Suami Sewaan Nona Muda Arogan

Suami Sewaan Nona Muda Arogan
Bab.42 (Bertahanlah, ku mohon)


__ADS_3


...Kamu hadir secara tiba-tiba, menawarkan cinta secara tak terduga. Mimpi yang kamu utarakan adalah harapan yang aku genggam erat selamanya....
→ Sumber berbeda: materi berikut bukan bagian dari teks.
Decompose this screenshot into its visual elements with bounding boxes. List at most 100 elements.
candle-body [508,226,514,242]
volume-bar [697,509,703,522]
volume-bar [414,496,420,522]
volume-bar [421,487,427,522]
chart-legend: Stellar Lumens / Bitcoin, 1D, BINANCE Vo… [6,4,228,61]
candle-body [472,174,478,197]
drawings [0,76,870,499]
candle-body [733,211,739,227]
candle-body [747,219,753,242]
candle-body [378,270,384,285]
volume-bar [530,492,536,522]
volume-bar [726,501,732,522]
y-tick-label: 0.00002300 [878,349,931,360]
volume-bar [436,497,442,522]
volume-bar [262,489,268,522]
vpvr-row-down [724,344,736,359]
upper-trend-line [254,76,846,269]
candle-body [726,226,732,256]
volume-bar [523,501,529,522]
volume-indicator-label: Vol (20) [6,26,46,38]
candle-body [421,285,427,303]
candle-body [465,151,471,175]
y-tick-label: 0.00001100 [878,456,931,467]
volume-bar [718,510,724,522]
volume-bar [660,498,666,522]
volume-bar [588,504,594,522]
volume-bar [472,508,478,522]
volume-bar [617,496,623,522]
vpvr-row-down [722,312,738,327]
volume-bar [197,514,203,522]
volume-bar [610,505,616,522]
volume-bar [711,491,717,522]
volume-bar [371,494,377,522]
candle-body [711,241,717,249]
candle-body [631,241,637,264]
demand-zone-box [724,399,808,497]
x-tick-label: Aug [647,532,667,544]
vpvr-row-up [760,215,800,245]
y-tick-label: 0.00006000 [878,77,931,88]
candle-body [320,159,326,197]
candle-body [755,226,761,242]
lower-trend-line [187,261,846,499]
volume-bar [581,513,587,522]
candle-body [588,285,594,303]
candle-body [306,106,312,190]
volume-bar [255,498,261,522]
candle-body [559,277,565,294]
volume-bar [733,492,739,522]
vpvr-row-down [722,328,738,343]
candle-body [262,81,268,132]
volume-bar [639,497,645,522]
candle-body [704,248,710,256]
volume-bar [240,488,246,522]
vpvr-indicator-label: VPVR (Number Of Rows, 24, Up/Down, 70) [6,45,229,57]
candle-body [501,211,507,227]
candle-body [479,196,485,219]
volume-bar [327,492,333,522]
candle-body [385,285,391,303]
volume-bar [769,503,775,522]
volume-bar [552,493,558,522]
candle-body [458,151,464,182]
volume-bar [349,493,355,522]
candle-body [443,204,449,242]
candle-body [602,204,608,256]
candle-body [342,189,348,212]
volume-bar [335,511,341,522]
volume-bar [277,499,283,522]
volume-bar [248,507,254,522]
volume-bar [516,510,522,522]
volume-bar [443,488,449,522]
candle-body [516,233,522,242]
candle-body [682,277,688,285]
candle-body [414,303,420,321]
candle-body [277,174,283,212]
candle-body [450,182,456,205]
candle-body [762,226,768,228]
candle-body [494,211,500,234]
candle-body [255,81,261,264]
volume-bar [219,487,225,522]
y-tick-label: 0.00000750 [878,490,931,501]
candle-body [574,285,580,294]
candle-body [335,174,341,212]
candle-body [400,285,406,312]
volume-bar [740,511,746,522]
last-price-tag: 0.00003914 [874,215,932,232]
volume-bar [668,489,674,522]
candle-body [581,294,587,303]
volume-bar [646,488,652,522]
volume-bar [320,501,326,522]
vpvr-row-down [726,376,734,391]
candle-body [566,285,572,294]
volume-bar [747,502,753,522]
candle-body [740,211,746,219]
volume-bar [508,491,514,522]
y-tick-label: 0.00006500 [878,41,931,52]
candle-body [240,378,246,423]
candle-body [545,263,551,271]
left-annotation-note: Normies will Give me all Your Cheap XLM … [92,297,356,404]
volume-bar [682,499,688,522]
...Jangan pergi dan menghilang dari pandangan ku, karena aku tanpa mu bagai senja yang kehilangan jingga di penghujung hari, langkah yang menapak bagai tak berjejak dan langit yang menghitam tanpa turunnya hujan....


...Kamu tahu, jatuh cinta tidak sebercanda itu...


...Jadi bertahanlah, ku mohon....


...Elisa Eduardo...


.


.


.


Kakinya terus melangkah, menyusuri lorong demi lorong dengan perasaan cemas. Ia berharap malam ini sang pujaan datang dan menyapanya dengan senyum manis seperti biasa.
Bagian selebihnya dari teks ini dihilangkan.